Spyder - À quoi ressemblait la fin de votre saison ? Pouvez-vous nous expliquer où vous étiez et comment les choses ont changé ?

River - Juste au moment où tout a commencé, nous étions en Autriche pour nous entraîner pour certaines des dernières Coupes du monde de la saison et nous sommes passés d'un jour en pensant que nous allions courir à être réveillés par notre entraîneur à 2 heures du matin en disant : "tout a été annulé". et si nous ne partons pas tout de suite, il est possible que nous soyons coincés dans le pays le mois prochain ». Nous avons sauté dans la voiture aussi vite que possible et n'avions même pas encore prévu nos vols. J'ai fini par programmer mon nouveau vol 15 minutes avant de me présenter à l'aéroport, j'ai immédiatement sauté dans un avion et je suis rentré chez moi. Il est passé de penser que nous allions terminer la saison à réaliser à quel point la situation était grave du jour au lendemain. Cela a définitivement changé nos perspectives sur les mois à venir et la fin de saison. Cela a mis en perspective très rapidement à quel point c'était réel, à quel point c'était sérieux et que cela n'allait pas disparaître de si tôt.
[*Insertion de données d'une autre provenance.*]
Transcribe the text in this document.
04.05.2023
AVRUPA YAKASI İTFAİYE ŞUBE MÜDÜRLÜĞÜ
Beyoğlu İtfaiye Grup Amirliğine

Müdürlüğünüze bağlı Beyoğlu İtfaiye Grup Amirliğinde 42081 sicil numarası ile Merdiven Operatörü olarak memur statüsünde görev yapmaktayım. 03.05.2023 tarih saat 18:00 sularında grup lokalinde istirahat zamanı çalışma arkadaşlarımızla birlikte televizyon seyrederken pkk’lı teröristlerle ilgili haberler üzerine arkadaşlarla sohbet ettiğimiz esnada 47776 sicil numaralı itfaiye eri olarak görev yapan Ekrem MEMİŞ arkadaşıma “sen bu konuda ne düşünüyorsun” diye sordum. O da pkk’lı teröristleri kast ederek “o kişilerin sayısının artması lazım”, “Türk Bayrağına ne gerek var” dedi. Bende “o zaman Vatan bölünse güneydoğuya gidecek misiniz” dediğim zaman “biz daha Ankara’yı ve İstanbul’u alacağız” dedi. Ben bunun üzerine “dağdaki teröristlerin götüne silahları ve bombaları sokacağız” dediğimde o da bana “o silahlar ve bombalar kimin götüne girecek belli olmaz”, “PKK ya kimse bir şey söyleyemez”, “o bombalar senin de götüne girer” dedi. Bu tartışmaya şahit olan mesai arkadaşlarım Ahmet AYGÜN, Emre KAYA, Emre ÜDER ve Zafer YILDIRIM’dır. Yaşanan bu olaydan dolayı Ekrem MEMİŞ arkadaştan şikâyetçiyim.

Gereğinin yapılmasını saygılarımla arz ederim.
Une fois rentrés à la maison, nous avons pris du recul puis avons commencé à réaliser que nous n'allions probablement pas revenir sur la neige avant un moment. Ce qui pour moi, était en fait très bénéfique. Je n'avais pas exactement la saison que je voulais. Je montrerais des résultats par à-coups tout au long de la saison l'année dernière. Je n'avais pas la progression continue que je visais l'an dernier et avoir du temps hors neige pour réinitialiser et vraiment affiner et attaquer mes faiblesses était l'une des meilleures choses pour moi. Je n'ai pas prospéré dans les activités hors neige telles que l'entraînement intensif, que je n'aime pas autant, et je n'ai pas eu à le faire parce que j'ai toujours eu des courses à faire. Donc, n'avoir d'autre choix que de plonger dans ces choses était vraiment une bénédiction déguisée pour moi. Je me suis procuré un rack et j'ai fait un peu de gym à domicile puisque le centre d'entraînement était fermé et j'allais travailler au gym tous les jours.

S - Ce changement d'état d'esprit et cette force accrue ont-ils revitalisé votre passion pour la course ?

R- Absolument. Je pense que j'ai toujours eu l'idée d'aimer le ski de compétition. Je ne fais pas ça pour être au gym, je fais ça pour être sur la colline et profiter de ma passion. Cependant, je me suis rendu compte depuis quelques années, surtout l'été, que je ne fais que des entraînements hors piste, pour pouvoir continuer à vivre ma passion. Je l'ai vraiment accepté comme faisant partie du processus et je dois le faire pour pouvoir m'amuser davantage. Jusqu'à ce que j'aille sur la neige cet été à Copper et Mt. Hood, cela fait très longtemps que j'ai enlevé la neige depuis que j'ai commencé à skier pour être honnête. J'ai toujours eu la passion du ski, mais le fait de le manquer et d'être hors de la neige pendant si longtemps m'a vraiment fait comprendre pourquoi je le fais et tirer le meilleur parti de chaque opportunité que j'ai sur la neige.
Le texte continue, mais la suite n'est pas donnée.